A few minutes later, Mom comes in and frowns when she sees me lying on my bed, staring at the ceiling. Mom is the most practical person I know. She doesn’t sugarcoat things, and she doesn’t look for a bright side. Which is okay right now, because a fake spiel about exciting new experiences, great weather, and new friends would just piss me off.

“I am sorry that you have to leave your friends,” she says, not looking one bit sorry, “but the pouting doesn’t make your life better. It just prevents you from doing your homeworks.”

Then again, it probably wouldn’t kill her to show a little sympathy. Also, she’s totally off base about what’s upsetting me. But since correcting her is out of the question, I just turn and face the wall.

“Jibun no koto bakkari kangaen’no yame-nasai. Chanto henji shinasai.”

I don’t think I’m being selfish. But since “AAAGGGGHHHH! I’M NOT BEING SELFISH!” is probably not the “proper reply” she’s looking for, I just say, “I’m not pouting. I’m thinking.”

“There is nothing to think about. If you want to think, you can think of being grateful for a father who works so hard to get the good job.”

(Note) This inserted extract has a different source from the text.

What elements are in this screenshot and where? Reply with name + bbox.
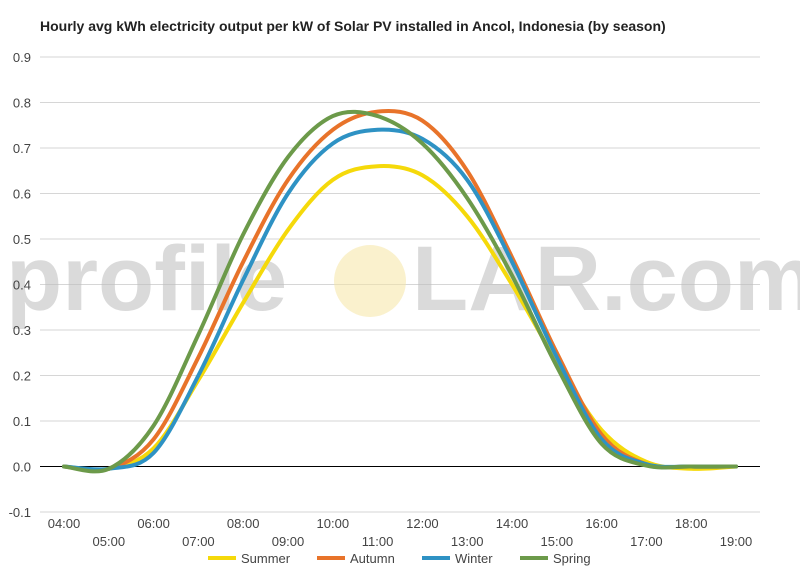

“It’s not that I’m not grateful—”

“Ever since he was teenager,” she continues, “Dad dreamed of working for the Silicon Valley start-up. That’s why he came to United States.”

“But what about me? Don’t my dreams count?” Okay, maybe now I’m being a little selfish. Especially since the truth is that I don’t actually have what might be called dreams. What I have are more like hopes: Straight As. A love life. A crowd of real friends to hang out with. But it’s also true that if I did have dreams, they wouldn’t count anyway. Not to Mom.

“You are too young for the dream,” she says. (See?) I want to remind her that she just said Dad’s start-up job was a teenage dream. But she has a conveniently short memory about things she’s just said that contradict other things she’s just said, so instead, I switch tracks. “What about your dreams?”

“My dream is not important.”

“Ugh. Come on, Mom.”

She crosses her arms. “My dream is to make the good family. I can do that in Wisconsin or California.”

“Mom, why do you say stuff like that? Like, ‘Oh, our lives are just going to change forever, no big deal.’ It is a big deal! It’s a huge deal!” I can hear myself getting screechy, but I can’t help it. Dad changes our lives around without consulting anyone—well, without consulting me—and Mom just . . . lets it happen. It would make anyone screechy.

“Shikkari shinasai,” she snaps.

But I don’t know if I’ll ever be able to do that: gather myself into a tight little bundle with everything in its place—shikkari—like she wants. I put my head under my pillow.

She’s quiet for so long that I begin to wonder if she’s left the room. When I peek out from under the pillow, she’s waiting for me, her face softer, even a little sad. “Gaman shinasai,” she says, and walks away. Gaman. Endure. Bear it without complaining.

Her life’s motto and my life’s bane.